Second-quarter adjusted profit of $12.65 a share beat the consensus of $12.29 a share. Revenue, which rose more than 13%, was $2.5 billion as was the consensus estimate. Same-store sales rose 7.4%, while analysts had expected 7.5%.
Chipotle said its restaurant-level operating margin improved to 27.5%, up 230 basis points from last year. It opened 47 new restaurants in the quarter, including 40 locations that have a drive-thru Chipotlane.
Chipotle’s third-quarter guidance points to same-store sales growth in the low-to-middle single digits, and it reaffirmed its annual guidance for comparable sales in the mid-to-high single digits.
Barclays analysts hiked the price target on CMG stock despite "mixed" results.

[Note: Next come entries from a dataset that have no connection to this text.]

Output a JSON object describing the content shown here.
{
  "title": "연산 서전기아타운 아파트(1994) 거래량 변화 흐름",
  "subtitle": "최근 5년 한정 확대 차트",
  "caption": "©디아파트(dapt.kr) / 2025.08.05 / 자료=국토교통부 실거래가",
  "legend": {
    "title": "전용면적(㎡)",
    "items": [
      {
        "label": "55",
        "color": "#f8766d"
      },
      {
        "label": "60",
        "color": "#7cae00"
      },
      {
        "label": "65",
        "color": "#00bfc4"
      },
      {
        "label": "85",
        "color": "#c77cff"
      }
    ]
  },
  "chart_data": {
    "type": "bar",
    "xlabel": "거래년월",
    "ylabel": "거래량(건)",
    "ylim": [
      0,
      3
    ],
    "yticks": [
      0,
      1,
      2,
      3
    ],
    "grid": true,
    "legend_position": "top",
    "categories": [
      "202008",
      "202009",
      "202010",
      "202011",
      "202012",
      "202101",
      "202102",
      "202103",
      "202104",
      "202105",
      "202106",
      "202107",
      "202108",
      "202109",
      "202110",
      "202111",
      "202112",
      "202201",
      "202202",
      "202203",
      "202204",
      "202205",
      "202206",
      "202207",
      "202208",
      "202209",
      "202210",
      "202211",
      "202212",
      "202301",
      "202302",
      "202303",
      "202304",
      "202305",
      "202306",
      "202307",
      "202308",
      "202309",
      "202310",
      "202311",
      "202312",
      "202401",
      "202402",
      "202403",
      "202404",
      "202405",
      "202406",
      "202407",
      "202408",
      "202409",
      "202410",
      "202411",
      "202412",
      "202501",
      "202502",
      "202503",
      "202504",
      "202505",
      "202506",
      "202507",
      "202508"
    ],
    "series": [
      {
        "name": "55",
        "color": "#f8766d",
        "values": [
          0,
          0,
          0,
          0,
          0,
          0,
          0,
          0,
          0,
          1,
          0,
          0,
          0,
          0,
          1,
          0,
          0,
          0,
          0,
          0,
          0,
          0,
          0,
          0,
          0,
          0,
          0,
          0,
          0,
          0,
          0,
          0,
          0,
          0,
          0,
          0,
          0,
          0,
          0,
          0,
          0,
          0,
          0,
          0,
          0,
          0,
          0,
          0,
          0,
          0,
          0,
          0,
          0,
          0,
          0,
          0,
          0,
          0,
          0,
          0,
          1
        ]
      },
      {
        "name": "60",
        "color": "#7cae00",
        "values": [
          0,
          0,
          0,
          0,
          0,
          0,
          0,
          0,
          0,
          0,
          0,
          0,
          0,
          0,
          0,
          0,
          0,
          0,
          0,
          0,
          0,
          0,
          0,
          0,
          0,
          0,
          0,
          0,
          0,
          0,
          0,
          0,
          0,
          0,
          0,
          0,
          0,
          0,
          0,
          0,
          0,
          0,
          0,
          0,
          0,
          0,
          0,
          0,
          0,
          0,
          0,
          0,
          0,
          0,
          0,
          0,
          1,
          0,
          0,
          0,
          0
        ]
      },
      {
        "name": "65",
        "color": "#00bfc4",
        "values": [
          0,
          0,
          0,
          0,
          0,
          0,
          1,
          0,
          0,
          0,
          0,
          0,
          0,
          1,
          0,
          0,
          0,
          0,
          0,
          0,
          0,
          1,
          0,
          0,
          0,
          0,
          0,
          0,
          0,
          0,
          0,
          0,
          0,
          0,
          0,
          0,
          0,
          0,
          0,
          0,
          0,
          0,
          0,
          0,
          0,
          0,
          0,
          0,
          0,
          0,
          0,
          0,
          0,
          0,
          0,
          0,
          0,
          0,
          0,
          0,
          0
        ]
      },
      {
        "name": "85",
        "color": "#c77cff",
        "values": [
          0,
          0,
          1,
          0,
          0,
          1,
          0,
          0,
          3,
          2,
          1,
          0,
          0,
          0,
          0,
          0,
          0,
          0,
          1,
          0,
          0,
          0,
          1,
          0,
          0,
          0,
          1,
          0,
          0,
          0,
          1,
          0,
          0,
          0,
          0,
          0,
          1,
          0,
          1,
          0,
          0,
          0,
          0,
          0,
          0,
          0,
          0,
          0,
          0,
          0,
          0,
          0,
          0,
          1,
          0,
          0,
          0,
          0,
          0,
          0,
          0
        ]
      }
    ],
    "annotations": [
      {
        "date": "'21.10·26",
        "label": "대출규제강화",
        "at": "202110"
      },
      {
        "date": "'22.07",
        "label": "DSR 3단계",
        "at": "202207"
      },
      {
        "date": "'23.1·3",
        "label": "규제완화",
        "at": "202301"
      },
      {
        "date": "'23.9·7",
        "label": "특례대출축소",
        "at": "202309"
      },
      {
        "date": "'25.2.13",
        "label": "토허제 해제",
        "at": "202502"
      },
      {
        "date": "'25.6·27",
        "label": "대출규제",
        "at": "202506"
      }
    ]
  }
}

"We believe Chipotle can generate ~20% annual EPS growth longer term. With that said, investors continue to prudently debate valuation, which is where we struggle, especially with broader investor concerns likely to rise on high growth, high valuation names into a slowing macro (albeit still not evident)," the analysts said.
On the other hand, Wells Fargo analysts cut the price target by $200 to $2,200 per share.
"The Q2 bar was high, comps fell slightly short, and the 2H outlook has its sticking points. While our LT bull case still stands (white space, throughput, RLM upside, etc.), we're back in the penalty box," they wrote.